Jan Masaryk, une histoire de la République tchécoslovaque

Jan Masaryk, photo: Library of Congress

Le film Masaryk, auréolé de pas moins de douze Lions tchèques, ces statuettes qui récompensent le cinéma tchèque, sort ce jeudi dans les salles obscures de République tchèque. Une raison suffisante pour revenir dans cette rubrique historique sur le parcours de cet homme, Jan Masaryk, le fils du premier président tchécoslovaque Tomáš Garrigue Masaryk, diplomate à Londres dans l’entre-deux-guerres puis ministre des Affaires étrangères. Pour évoquer son destin tragique, l’historien Alain Soubigou, auteur notamment d’une biographie sur le père, a répondu aux questions de Radio Prague :

Jan Masaryk,  photo: Library of Congress
Jan Masaryk, le deuxième fils de Tomáš Garrigue Masaryk, est né en 1886. Il fait donc partie de la génération des hommes envoyés à la guerre, et participe à la Première Guerre mondiale dans le camp austro-hongrois. Quelle est son expérience de la guerre ?

« Il avouait lui-même n’avoir jamais tiré un coup de fusil. Tout de suite après la guerre, il a affirmé qu’il était en bataillon disciplinaire en Galicie. En réalité, il s’occupait plutôt des chevaux et son père avait fait le nécessaire pour qu’il ait une bonne paire de bottes. Il n’a pas vraiment fait une guerre très fatigante. Il a terminé la guerre sur le front italien, qui était un peu plus remuant. Néanmoins, il n’a été ni blessé ni vraiment confronté aux horreurs de la Première Guerre mondiale, que des dizaines de millions de combattants ont dû affronter. Son grand frère Herbert n’a lui, pas survécu à la guerre car il a été atteint par le typhus en 1915 et il en est mort. Si on peut comparer des trajectoires, le vécu de la guerre de Jan Masaryk est difficile, mais comme pour beaucoup de combattants. Il n’a été ni blessé, ni tué. »

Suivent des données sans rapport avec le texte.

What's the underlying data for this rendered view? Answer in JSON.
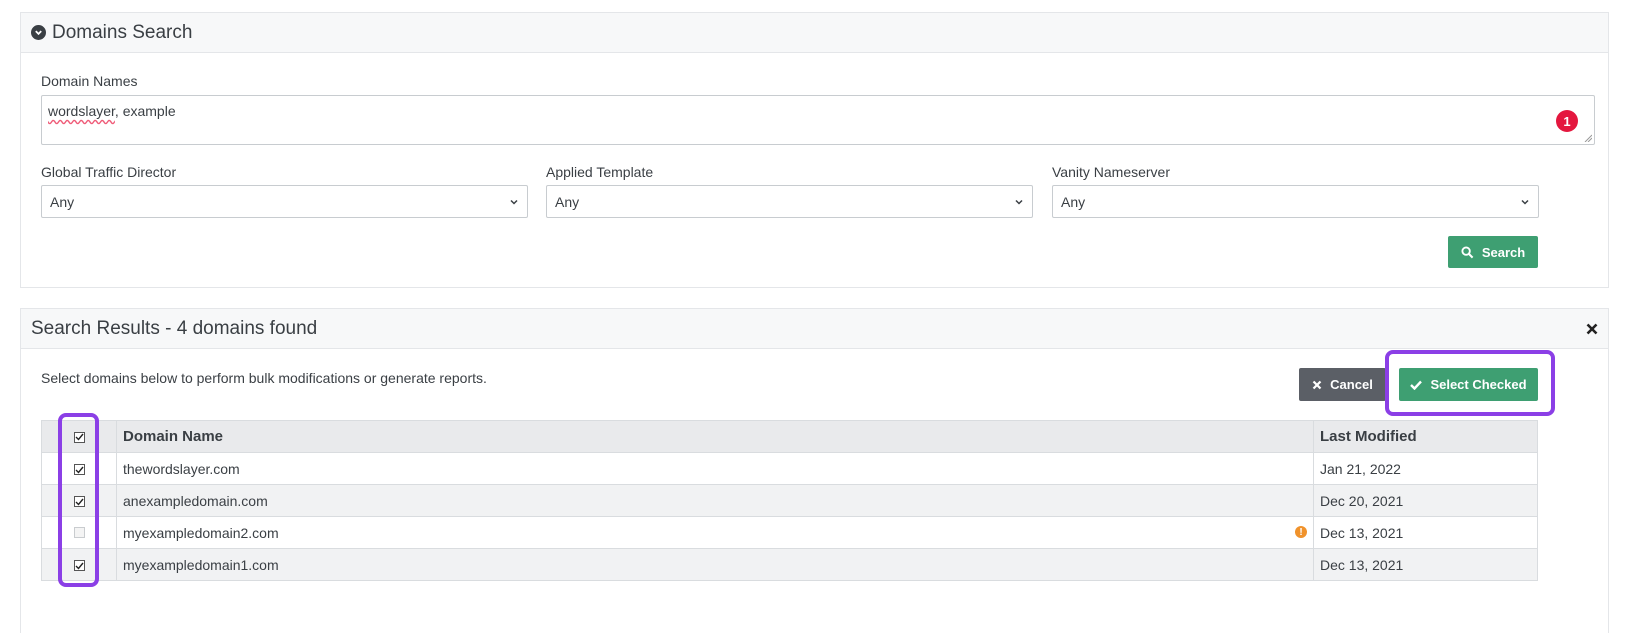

Au sortir de la guerre, Jan Masaryk occupe d’abord un poste de chargé d’affaires aux Etats-Unis. En 1925, il est nommé ambassadeur à Londres. Comment se fait-il qu’il se tourne vers une carrière diplomatique ?

« Il était un peu inespéré de le voir travailler dans les services diplomatiques, au regard de ses études plus que moyennes avant la Première Guerre mondiale. Comme vous le dites, il est jeune, né en 1886, donc il a deux ans de moins qu’Edvard Beneš, qui était lui-même un ministre des Affaires étrangères très jeune au sortir de la guerre. Il y a beaucoup d’opportunités qui s’ouvrent dès lors que les fonctionnaires austro-hongrois ont quitté Prague et ont laissé toute une série de fonctions sans titulaires. Et d’autre part, la jeune République qui transforme Prague de ville de province en capitale a besoin de compétences un peu partout dans le monde pour la représenter dans des ambassades. Et c’est dans ce courant d’air que s’inscrit la trajectoire de Jan Masaryk. »

Lors de cette nomination à Londres, certains parlent de népotisme. Quelle est la réalité d’une telle accusation ?

« Le terme de népotisme est tout à fait déplacé, il n’est pas adéquat. J’ai parlé d’opportunités qui s’ouvraient à toute une génération d’hommes compétents. Il n’avait pas le titre de docteur en droit (JuDr), très recherché dans l’Autriche-Hongrie, et il n’avait même pas la maturita (l’équivalent du baccalauréat). On peut imaginer qu’en effet, il aurait bénéficié d’appuis et de facilités, mais jamais son père Tomáš Garrigue Masaryk, ni Edvard Beneš, le ministre des Affaires étrangères, n’auraient envoyé à Londres un ambassadeur incompétent et au-dessous de la tâche.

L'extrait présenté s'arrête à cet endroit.